Devam edeyim: Bu tasarının 4'üncü maddesi -biraz önce ifade ettiğim maddesi- bakın, yine, bu 430 sayılı KHK hükümleri arasındadır. Burada da diyor ki: "Devlet görevlileri işledikleri suçlardan dolayı yargılanamazlar." Tek tek buradaki maddelerin hepsini aldınız, bir şekilde bu tasarının içine koydunuz. Bu nedenle, biz, size dedik ki: "Bu, olağanüstü hâl düzenlemesidir." Adını koyduk; "Bu, olağanüstü hâl düzenlemesidir." Bu 2 KHK'daki herhangi bir yetki boşta kalmadı. Örneğin jandarmayla ilgili düzenleme, bu KHK'ların düzenlemeleri içerisindedir.

Bakın, 430 sayılı KHK'nın 6'ncı maddesini size okuyorum: "Olağanüstü Hal Bölge Valiliğinin görev alanında, adli ve idari yargı ile askeri mevzuata ilişkin hususlar hariç olmak üzere, yetki ve görevlerin kullanılmasından doğacak ihtilafları çözümlemeye ve bu Kanun Hükmünde Kararnamenin uygulanması ile ilgili her türlü idari düzenlemeleri yapmaya Bakanlar Kurulu yetkilidir." Burada böyle diyor ama buraya getirdiğiniz düzenleme buradan bile geridir. Bakanlığın yetkisini dahi siz valiye verdiniz. Olağanüstü hâl uygulamaları esnasında valinin, bakın, valinin dahi, olağanüstü hâl bölge valisinin kullanmadığı yetkiler, kullanamadığı yetkiler şimdi valilere verildi. Sadece bu mu? Benzerlik sadece bundan ibaret mi?

Bakın, zararların tazminiyle ilgili olarak bu tasarının 9'uncu maddesinde bir düzenlemeniz var. Onu da aldınız Naci Bey, aynen, olağanüstü hâl bölge valilerine tanınan yetkilerin içerisinden alıp buraya koydunuz.

Sansür ve sürgünle ilgili maddeleri nereye koydunuz? TİB düzenlemesinin içine koydunuz, gizlediniz.

Daha önce yapılmış, daha önce sizin hükûmetleriniz döneminde çıkarılmış İl Özel İdaresi Kanunu var. İl Özel İdaresi Kanunu'nun da 7'nci maddesine bakmanızı öneririm.
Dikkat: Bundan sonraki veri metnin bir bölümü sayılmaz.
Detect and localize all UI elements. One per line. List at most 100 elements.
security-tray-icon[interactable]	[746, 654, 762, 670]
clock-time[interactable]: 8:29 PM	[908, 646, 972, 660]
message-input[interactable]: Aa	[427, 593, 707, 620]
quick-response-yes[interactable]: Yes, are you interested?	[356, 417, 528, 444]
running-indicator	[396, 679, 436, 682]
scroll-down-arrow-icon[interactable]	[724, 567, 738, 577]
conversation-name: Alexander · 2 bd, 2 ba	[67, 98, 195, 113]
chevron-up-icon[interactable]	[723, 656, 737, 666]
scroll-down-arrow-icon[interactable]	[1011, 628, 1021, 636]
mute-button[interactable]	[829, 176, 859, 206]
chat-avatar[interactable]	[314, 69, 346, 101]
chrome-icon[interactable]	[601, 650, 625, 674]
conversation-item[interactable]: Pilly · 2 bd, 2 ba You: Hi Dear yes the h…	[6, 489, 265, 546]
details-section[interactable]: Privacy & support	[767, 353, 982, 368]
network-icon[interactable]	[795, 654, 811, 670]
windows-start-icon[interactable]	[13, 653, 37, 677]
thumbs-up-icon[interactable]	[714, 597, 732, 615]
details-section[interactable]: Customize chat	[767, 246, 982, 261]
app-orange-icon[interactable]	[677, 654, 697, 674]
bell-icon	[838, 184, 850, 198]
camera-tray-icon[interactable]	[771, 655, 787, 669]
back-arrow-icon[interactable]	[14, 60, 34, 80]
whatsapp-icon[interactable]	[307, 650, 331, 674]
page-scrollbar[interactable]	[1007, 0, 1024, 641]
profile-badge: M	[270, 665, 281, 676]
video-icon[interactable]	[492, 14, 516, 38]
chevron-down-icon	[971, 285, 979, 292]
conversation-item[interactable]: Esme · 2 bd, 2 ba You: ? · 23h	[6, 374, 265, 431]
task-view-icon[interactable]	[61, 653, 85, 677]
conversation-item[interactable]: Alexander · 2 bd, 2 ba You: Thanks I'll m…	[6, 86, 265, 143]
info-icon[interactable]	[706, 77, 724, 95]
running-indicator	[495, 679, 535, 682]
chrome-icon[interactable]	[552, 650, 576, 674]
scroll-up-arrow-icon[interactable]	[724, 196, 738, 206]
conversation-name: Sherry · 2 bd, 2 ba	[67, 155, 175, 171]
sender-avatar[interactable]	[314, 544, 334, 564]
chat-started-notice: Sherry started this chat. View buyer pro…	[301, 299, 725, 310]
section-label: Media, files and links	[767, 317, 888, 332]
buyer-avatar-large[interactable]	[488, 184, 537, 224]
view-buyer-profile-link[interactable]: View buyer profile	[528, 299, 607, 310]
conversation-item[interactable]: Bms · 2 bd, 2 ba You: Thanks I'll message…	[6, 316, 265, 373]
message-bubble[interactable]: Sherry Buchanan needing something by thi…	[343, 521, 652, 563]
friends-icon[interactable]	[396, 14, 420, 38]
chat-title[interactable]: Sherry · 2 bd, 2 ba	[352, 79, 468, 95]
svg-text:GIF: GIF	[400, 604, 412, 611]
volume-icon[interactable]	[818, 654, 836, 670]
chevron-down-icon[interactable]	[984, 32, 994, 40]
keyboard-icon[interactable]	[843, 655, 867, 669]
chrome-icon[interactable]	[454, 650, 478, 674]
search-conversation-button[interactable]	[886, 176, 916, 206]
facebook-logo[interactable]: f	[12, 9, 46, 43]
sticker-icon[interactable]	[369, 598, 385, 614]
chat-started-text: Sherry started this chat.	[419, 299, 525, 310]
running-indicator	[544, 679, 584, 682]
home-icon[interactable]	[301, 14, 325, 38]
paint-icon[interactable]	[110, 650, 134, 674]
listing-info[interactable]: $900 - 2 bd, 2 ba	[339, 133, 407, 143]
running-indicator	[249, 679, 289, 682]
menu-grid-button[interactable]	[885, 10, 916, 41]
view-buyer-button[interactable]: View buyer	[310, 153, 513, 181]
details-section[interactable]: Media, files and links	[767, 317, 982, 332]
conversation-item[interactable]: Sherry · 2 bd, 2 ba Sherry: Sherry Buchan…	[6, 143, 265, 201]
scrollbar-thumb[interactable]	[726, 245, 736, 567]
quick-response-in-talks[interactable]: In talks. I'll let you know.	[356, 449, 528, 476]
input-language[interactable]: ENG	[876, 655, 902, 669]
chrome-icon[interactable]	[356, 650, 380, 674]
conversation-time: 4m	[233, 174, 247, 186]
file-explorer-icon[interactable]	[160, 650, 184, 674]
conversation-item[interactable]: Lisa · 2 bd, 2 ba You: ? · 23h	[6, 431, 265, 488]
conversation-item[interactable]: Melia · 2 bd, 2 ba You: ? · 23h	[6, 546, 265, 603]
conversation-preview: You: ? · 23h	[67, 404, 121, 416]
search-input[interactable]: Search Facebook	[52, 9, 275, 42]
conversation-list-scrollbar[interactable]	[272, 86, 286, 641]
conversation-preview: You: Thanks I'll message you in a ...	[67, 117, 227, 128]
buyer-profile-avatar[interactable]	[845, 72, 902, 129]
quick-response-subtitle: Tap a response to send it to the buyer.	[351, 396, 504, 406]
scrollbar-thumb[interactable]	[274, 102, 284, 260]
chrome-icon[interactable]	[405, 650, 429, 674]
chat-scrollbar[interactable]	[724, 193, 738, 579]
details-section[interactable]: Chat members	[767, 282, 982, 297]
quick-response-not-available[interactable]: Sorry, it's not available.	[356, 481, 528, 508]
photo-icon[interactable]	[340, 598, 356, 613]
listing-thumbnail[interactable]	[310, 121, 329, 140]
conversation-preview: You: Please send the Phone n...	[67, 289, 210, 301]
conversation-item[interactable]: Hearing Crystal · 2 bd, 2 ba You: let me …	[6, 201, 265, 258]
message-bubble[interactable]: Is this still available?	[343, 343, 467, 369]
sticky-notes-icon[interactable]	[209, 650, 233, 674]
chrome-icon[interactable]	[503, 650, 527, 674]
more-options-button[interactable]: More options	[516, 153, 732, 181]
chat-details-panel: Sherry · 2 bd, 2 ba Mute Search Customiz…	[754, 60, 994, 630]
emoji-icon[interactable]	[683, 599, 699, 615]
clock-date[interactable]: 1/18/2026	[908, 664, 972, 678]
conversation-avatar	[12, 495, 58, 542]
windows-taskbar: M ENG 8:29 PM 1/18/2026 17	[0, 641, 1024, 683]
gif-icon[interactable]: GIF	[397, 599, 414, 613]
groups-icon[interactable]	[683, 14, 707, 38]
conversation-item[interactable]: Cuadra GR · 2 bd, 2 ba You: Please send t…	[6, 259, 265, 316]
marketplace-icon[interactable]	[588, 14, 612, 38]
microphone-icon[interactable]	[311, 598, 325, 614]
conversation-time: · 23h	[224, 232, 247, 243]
Yine, bu maddede olağanüstü hâl bölge valiliğinin ihdasına ilişkin, Kanun Hükmünde Kararnameden alınıp buraya konuldu. Şimdi, bu antidemokratik uygulamalara biz karşı çıkmayalım da kim karşı çıksın?

Siz şimdi bir de buraya getirip diyorsunuz ki: "Bunlar çok demokratik uygulamalar." Ee, bu demokrasiyse Saddam'ın da uyguladığı demokrasiydi, bu demokrasiyse vallahi Mübarek'in de kullandığı demokrasiydi, Beşar Esad'ın da kullandığı demokrasidir çünkü arada hiçbir fark yok, arada hiçbir fark yok, hiçbir fark yok.

Her şeyi kendinizi korumaya göre dizayn etmeye çalışıyorsunuz. Bunlar sizi korumaz, emin olun bu düzenlemeler sizi korumaz. İlelebet iktidarda kalmazsınız ama bizim iktidarımızda size karşı hiçbir zaman kullanma arzusunda olmayacağımız düzenlemelerdir bunlar ve ilk işimiz bütün bunları çöpe atmaktır. Hiç kimseye karşı bu yasal düzenlemelerin, bu antidemokratik yasal düzenlemelerin kullanılmasını arzu etmeyeceğiz, buna ilişkin muhalefetimizi sürdüreceğiz.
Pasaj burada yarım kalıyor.